10.2. Expenses. Each of the Parties shall bear and pay all direct costs and expenses incurred by it or on its behalf in connection with the transactions contemplated hereunder, including filing, registration and application fees, printing fees, and fees and expenses of its own financial or other consultants, investment bankers, accountants, and counsel, and which in the case of Parent, shall be paid at Closing and prior to the Effective Time.

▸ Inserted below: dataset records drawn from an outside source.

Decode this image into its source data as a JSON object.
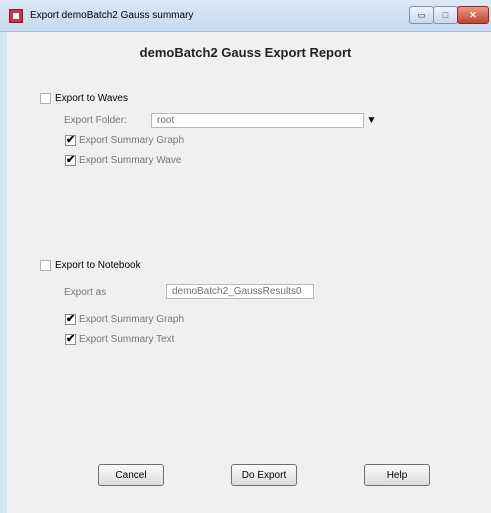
{
  "window": {
    "title": "Export demoBatch2 Gauss summary",
    "minimize_glyph": "▭",
    "maximize_glyph": "□",
    "close_glyph": "✕"
  },
  "report_title": "demoBatch2 Gauss Export Report",
  "waves": {
    "label": "Export to Waves",
    "checked": false,
    "folder_label": "Export Folder:",
    "folder_value": "root",
    "dropdown_glyph": "▼",
    "summary_graph": {
      "label": "Export Summary Graph",
      "checked": true
    },
    "summary_wave": {
      "label": "Export Summary Wave",
      "checked": true
    }
  },
  "notebook": {
    "label": "Export to Notebook",
    "checked": false,
    "export_as_label": "Export as",
    "export_as_value": "demoBatch2_GaussResults0",
    "summary_graph": {
      "label": "Export Summary Graph",
      "checked": true
    },
    "summary_text": {
      "label": "Export Summary Text",
      "checked": true
    }
  },
  "buttons": {
    "cancel": "Cancel",
    "do_export": "Do Export",
    "help": "Help"
  },
  "check_glyph": "✔"
}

10.3. Brokers and Finders. Each of the Parties represents and warrants that neither it nor any of its officers, directors, employees, or Affiliates has employed any broker or finder or incurred any Liability for any financial advisory fees, investment bankers’ fees, brokerage fees, commissions, or finders’ fees in connection with this Agreement or the transactions contemplated hereby. In the event of a claim by any broker or finder based upon such broker’s representing or being retained by or allegedly representing or being retained by Subsidiary or by Parent, each of Subsidiary and Parent, as the case may be, agrees to indemnify and hold the other Party harmless from any Liability in respect of any such claim.

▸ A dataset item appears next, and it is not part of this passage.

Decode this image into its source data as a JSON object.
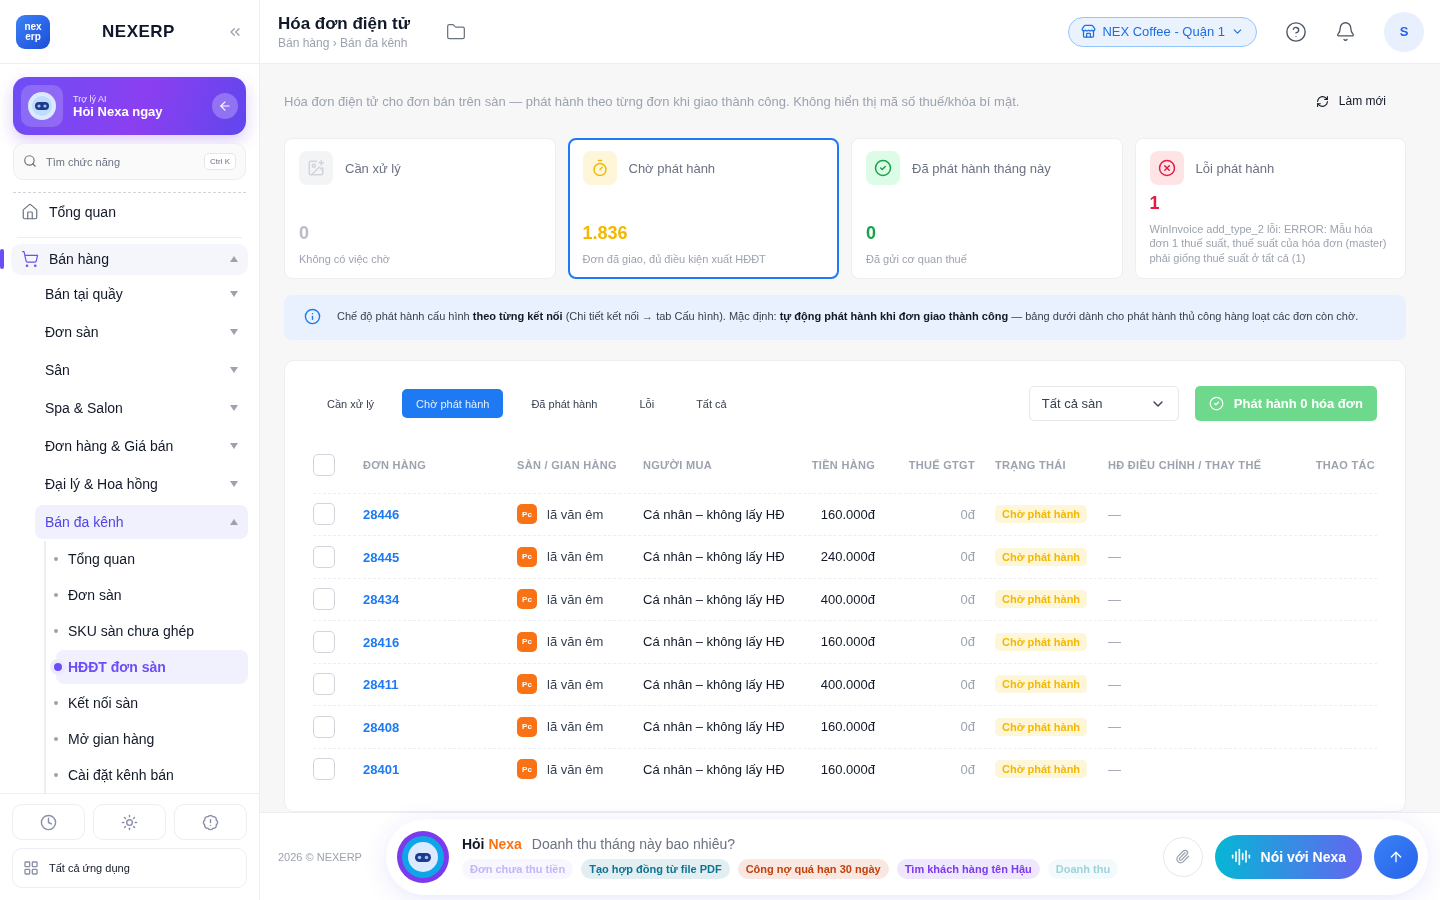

10.4. Entire Agreement. Except as otherwise expressly provided herein, this Agreement (including the documents and instruments referred to herein) constitutes the entire agreement between the Parties with respect to the transactions contemplated hereunder and supersedes all prior arrangements or understandings with respect thereto, written or oral. Nothing in this Agreement expressed or implied, is intended to confer upon any Person, other than the Parties or their respective successors, any rights, remedies, obligations, or liabilities under or by reason of this Agreement.

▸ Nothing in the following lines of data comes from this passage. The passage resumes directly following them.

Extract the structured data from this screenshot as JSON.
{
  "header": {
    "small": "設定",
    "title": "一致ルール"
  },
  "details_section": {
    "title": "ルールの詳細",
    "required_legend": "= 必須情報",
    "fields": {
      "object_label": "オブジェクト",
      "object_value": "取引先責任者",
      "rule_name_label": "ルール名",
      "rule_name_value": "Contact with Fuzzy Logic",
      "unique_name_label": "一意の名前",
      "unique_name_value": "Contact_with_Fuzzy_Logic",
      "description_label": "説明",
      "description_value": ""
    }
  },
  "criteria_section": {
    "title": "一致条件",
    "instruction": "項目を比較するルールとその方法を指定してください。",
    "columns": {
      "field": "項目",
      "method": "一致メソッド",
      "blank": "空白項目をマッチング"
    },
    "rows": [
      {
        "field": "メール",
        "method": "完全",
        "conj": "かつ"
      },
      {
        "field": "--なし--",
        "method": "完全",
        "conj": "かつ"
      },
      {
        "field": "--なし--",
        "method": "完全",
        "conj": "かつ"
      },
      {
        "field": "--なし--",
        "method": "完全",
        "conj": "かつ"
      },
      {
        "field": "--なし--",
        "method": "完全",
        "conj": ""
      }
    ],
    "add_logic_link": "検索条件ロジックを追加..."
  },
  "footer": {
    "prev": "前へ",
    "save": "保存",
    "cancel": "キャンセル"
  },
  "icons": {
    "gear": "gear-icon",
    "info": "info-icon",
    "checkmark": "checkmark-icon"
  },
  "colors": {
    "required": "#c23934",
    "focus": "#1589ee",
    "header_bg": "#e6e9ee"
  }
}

10.5. Amendments. To the extent permitted by Law, this Agreement may be amended by a subsequent writing signed by each of the Parties upon the approval of each of the Parties, whether before or after shareholder approval of this Agreement has been obtained; provided, that after any such approval by the holders of Parent Common Stock, there shall be made no amendment that (i) reduces or modifies in any respect the consideration to be received by holders of Parent Common Stock; (ii) changes the articles of incorporation of the Subsidiary, except for changes permitted by Section 13.1-706 of the VSCA; or (iii) changes any of the other terms or conditions of the Merger if the change would adversely affect such shareholders in any material respect.

10.6. Waivers.

(a) Prior to or at the Effective Time, Parent, acting through its board of directors, chief executive officer, or other authorized officer, shall have the right to waive any Default in the performance of any term of this Agreement by Subsidiary, to waive or extend the time for the compliance or fulfillment by Subsidiary of any and all of its obligations under this Agreement, and to waive any or all of the conditions precedent to the obligations of Parent under this Agreement, except any condition which, if not satisfied, would result in the violation of any Law. No such waiver shall be effective unless in writing signed by a duly authorized officer of Parent.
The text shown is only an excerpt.